Compliance scorecard

Concerns about greenhouse gases and their effect on global warming are getting a lot of attention lately, including discussions at the high-profile Copenhagen climate change summit in December. Here in the United States, so-called "cap-and-trade legislation" faces an uphill battle in Congress; the proposal would allow companies that decrease their greenhouse gas emissions to sell leftover allowances to other companies on the open market. In the meantime, the Environmental Protection Agency (EPA) has already ruled that greenhouse gases threaten public health, a decision that paves the way for additional regulation of smokestack emissions including carbon dioxide.

Any ramping up of environmental legislation or regulation, including possible actions by Congress or the EPA, could lead to increased "radicalization" of environmental activist groups, suggests Lynn Mattice, chairman of the Board of Advisors of the Security Executive Council. "They will take this as validation of what they have been saying all along, and then take their activism and rhetoric to the next level," he says. Security professionals should therefore be prepared for possible physical and cyber attacks from these groups, Mattice says. In addition to high-profile demonstrations and physical assaults, these groups might be expected to "employ systematic network attacks on companies deemed to be contributors to global warming," he adds.

Companies should also consider the possible impact on other organizations in their supply chain that could be targeted. Mattice urges a robust evaluation of possible effects of increasing environmental concerns on the supply chain and of the residual impact on corporate operations, including possible ramifications of "guilt by association, as we have seen manifested by animal rights extremist groups."

Government institutions - including the Pentagon - are already looking ahead to the possible threats. This year, for the first time, Pentagon planners will include climate change among the security threats identified in the Quadrennial Defense Review, a report to Congress every four years on Pentagon priorities. Also, in October, the CIA established the new Center for the Study of Climate Change.

The Pentagon and CIA are oriented to consider worst-case scenarios and to establish plans for a variety of contingencies. Among the concerns is the melting of the massive Himalayan ice mass that could cause flooding and loss of life in areas of Bangladesh. In general, climate change could affect water supplies, crops and various countries' abilities to supply adequate food. It could also have an impact on the design of ships and aircraft. The National Intelligence Council is trying to develop early warning signs to suggest what areas of the world might be destabilized as a result of climate change.

Corporate America may tend to think the effects of global warning are far in the future. "A lot of it is hypothetical, but who knows for sure?" Mattice says. "There are highly respected scientists in both camps on this issue. You have to start thinking about the impact of these things." He urges companies to keep the possible threats in perspective, considering the limited time and resources available to deal with risks and the need to focus on what is foreseeable. Practically speaking, the only likely current consideration for a company might be where to locate a new facility: It might be a good idea to consider carefully whether to establish a new location on a coastline or in a projected high-risk area.

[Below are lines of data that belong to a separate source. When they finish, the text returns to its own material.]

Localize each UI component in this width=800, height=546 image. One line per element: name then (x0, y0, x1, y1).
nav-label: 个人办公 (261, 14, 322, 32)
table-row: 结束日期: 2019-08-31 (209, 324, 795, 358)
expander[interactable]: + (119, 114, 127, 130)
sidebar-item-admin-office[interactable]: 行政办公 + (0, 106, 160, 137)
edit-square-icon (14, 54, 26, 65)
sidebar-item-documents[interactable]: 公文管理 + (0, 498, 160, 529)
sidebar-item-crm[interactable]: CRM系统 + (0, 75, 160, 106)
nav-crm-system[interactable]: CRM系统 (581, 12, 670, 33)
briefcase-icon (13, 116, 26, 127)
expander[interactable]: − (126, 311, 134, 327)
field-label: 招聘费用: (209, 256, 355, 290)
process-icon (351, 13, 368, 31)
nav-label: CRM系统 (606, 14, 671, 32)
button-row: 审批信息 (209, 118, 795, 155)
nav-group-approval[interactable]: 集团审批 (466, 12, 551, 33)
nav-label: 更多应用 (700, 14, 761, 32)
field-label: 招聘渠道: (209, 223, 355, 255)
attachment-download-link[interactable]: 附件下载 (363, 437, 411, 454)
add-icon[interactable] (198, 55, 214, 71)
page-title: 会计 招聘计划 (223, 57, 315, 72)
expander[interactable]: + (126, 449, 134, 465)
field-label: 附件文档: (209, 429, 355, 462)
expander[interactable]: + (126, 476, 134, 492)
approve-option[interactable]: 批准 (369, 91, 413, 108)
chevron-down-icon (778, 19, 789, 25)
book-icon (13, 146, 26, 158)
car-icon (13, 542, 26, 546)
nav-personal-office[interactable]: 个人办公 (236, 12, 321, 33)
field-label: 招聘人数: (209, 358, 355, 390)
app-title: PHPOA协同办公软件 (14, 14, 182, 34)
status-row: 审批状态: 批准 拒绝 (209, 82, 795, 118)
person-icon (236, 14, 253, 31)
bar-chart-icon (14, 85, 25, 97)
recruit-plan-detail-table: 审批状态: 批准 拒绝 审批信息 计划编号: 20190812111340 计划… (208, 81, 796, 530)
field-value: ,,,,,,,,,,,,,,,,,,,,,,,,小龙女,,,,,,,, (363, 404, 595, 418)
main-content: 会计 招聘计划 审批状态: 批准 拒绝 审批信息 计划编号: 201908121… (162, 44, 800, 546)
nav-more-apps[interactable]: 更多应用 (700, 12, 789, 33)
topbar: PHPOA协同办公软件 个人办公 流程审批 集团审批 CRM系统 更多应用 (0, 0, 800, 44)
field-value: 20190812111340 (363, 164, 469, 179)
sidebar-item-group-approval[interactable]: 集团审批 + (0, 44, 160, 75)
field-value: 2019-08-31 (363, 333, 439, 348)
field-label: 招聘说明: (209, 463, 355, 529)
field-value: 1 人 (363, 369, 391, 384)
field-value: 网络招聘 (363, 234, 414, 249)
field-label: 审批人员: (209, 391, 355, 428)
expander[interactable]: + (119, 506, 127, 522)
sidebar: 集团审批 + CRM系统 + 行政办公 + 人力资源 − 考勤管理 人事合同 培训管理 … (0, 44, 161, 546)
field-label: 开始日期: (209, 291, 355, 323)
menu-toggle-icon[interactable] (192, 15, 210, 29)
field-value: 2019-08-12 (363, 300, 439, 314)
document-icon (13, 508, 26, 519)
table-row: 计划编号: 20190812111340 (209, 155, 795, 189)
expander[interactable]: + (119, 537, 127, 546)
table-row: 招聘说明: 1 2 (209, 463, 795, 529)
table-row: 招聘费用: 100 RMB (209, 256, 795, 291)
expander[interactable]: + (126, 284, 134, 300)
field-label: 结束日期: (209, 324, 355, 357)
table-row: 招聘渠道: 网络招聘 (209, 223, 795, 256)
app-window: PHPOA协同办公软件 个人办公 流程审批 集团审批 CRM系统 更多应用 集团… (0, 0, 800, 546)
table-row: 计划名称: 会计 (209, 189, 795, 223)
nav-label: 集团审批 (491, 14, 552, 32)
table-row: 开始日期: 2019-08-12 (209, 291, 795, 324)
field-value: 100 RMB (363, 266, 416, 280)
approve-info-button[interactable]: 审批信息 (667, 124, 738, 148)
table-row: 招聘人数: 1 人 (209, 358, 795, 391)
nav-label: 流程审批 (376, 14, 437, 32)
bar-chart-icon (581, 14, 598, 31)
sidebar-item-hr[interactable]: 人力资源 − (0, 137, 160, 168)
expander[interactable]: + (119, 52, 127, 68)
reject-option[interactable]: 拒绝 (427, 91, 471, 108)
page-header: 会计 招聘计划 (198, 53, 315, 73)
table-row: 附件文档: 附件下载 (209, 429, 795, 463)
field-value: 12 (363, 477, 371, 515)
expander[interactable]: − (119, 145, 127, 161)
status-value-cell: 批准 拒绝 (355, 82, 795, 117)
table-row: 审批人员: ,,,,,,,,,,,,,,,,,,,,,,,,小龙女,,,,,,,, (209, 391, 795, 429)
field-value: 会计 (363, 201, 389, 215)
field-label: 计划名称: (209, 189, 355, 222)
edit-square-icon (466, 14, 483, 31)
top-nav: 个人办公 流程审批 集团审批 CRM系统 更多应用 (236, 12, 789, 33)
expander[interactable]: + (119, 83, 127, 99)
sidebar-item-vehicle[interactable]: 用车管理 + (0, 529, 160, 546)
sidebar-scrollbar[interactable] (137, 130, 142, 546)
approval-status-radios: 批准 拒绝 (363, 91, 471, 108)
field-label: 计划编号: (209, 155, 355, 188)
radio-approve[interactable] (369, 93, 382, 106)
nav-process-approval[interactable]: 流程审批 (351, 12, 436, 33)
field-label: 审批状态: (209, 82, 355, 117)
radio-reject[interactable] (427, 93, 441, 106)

"In any case, security needs to be on the forefront of identifying and mitigating the risk. They need to be looking over the horizon at issues the company may be facing and developing methodology to deal with them," Mattice says.

As institutions oriented toward forward-looking, "what-if" scenarios, the U.S. military and government in general could be a good source of information and research about the possible future effects of global warming. Security professionals should consider seeking out the broad range of available dissertations and other publications to help educate themselves on the issue.

Mattice concedes that looking far into the future is not a common practice in corporate America: "Most companies don't have strategic plans beyond three to five years, and unfortunately many have gone to quarterly planning to appease Wall Street pundits," he says.

"The most important thing to do is to start a dialog with the heads of each business unit to discuss any possible future effects [of greenhouse gas regulation and global warming]," Mattice says. "Have the discussion not as a fear factor but to view the reality of what we may be dealing with; maybe it would only involve our association with a supplier. Engage with them and show them you are a partner related to emerging risks and how to deal with them."